In particular, Zegen said Madison is investing in Queens in neighborhoods that are cheaper than Astoria, where some renters are feeling pinched by escalating prices. Madison is also targeting supply-constrained markets, which he said are slightly more immune to the market slowdown. At 1 Great Jones Alley in Noho, for example, he said sales are averaging $2,800 per square foot. “Areas like that, product is still moving,” he said.

Likewise, Morali said Kushner Companies is bullish on Jersey City after seeing its own tenants in Manhattan and Brooklyn seek less expensive rents. “We’re very focused on affordability,” he said. Even though rents in Jersey City are rising, “We’re still at 50 percent of what [we’d] get in Manhattan.”

For his part, Goldman said the lack of available land in Manhattan has forced the hand of some developers.
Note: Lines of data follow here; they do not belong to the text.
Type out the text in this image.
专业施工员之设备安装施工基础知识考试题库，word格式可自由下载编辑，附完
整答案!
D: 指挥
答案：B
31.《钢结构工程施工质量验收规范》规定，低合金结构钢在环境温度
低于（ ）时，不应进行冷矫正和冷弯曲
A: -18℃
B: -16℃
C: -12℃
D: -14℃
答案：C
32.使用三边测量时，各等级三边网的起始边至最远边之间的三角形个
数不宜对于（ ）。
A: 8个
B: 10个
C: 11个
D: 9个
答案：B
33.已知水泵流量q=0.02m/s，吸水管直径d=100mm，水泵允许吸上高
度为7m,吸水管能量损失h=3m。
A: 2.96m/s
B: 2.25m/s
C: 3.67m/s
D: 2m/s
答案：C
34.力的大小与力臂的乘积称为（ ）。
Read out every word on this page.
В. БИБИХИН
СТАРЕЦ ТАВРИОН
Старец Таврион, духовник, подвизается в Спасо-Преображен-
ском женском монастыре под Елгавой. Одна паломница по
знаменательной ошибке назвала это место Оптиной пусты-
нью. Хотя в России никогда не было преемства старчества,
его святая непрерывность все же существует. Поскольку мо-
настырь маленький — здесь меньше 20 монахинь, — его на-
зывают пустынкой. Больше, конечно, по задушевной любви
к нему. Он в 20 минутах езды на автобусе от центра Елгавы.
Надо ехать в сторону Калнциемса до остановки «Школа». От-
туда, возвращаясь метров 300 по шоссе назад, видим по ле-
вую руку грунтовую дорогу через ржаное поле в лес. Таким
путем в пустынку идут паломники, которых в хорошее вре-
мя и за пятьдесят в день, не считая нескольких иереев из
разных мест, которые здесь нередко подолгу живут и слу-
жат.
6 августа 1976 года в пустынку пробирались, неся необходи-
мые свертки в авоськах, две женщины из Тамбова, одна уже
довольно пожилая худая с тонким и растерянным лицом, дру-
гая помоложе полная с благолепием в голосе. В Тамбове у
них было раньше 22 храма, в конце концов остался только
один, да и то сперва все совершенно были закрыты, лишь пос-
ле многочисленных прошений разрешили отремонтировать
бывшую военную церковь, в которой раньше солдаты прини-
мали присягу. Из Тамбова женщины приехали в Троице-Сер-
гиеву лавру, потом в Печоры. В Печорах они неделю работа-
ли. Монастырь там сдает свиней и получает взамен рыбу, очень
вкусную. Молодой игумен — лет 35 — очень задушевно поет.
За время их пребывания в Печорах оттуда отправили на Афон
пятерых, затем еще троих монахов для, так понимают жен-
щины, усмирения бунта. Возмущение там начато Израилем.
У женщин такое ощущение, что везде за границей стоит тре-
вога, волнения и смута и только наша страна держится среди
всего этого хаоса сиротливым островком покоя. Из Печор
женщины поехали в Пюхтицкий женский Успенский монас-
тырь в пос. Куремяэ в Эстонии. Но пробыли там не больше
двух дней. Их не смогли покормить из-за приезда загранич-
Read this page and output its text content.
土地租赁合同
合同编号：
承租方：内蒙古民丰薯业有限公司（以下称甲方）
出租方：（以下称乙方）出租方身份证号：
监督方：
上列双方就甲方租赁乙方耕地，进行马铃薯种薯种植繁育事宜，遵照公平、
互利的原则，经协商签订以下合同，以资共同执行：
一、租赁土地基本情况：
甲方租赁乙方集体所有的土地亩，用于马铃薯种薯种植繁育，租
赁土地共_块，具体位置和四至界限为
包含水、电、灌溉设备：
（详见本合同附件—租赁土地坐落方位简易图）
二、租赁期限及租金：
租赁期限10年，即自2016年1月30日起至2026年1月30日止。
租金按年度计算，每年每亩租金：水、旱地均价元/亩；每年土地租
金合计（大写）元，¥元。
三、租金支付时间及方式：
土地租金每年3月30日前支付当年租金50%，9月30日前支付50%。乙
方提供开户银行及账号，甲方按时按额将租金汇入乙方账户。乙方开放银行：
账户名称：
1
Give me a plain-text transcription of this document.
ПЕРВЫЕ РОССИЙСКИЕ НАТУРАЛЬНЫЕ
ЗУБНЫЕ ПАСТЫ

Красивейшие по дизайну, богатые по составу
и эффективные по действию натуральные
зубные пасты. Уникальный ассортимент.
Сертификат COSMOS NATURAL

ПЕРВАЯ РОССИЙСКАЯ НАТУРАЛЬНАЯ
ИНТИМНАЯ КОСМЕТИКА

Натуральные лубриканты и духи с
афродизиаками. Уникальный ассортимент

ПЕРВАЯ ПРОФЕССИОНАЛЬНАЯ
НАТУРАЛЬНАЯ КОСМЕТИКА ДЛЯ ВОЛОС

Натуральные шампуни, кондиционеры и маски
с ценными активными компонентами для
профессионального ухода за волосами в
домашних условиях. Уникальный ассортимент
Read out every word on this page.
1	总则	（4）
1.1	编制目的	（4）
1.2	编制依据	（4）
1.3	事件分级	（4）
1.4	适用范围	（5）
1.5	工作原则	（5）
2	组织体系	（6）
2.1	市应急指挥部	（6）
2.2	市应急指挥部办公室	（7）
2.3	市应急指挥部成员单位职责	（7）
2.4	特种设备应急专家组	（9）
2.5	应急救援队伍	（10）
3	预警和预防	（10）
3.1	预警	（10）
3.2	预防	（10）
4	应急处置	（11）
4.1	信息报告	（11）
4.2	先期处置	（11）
In Fort Lee, New Jersey, SJP built a 450-unit rental tower and is developing another tower on a 16-acre site near the George Washington Bridge that lay fallow for 35 years. It is also developing condos at the former site of the Lincoln Square Synagogue in Manhattan. “There are so many constraints in so many neighborhoods that it’s hard to find properties to develop, or redevelop, from the ground up,” Goldman said.

Levine — an early investor in Williamsburg, where Douglaston built the Edge condo — has also turned an eye to Fort Lee. “I love to go to markets where the competition is somewhat limited,” he said. In Staten Island — which is “still a pain in the ass to get to” — Douglaston is building affordable housing for seniors, and the developer is also building affordable rentals in the Bronx.

Levine stressed he’s not ready to invest in market-rate projects in the Bronx, however. “At some point market-rate development will occur in the Bronx, but I’m not putting my money there now,” he said.

The conversation was charged as panelists sparred on 421a, with Pinsky — the former head of the city’s Economic Development Corporation — raising questions about the cost of lengthy tax abatements. “What will we not be able to afford to do because we don’t have those tax revenues?” he asked.

“When you talk about 421a being a band-aid to failed tax policy, that’s the true problem,” Levine fired back. “The concept that the city is losing money when they give tax abatements is just upside down,” added Allen.

Pinsky said he’s not opposed to 421a. “It’s something we should do with open eyes,” he said.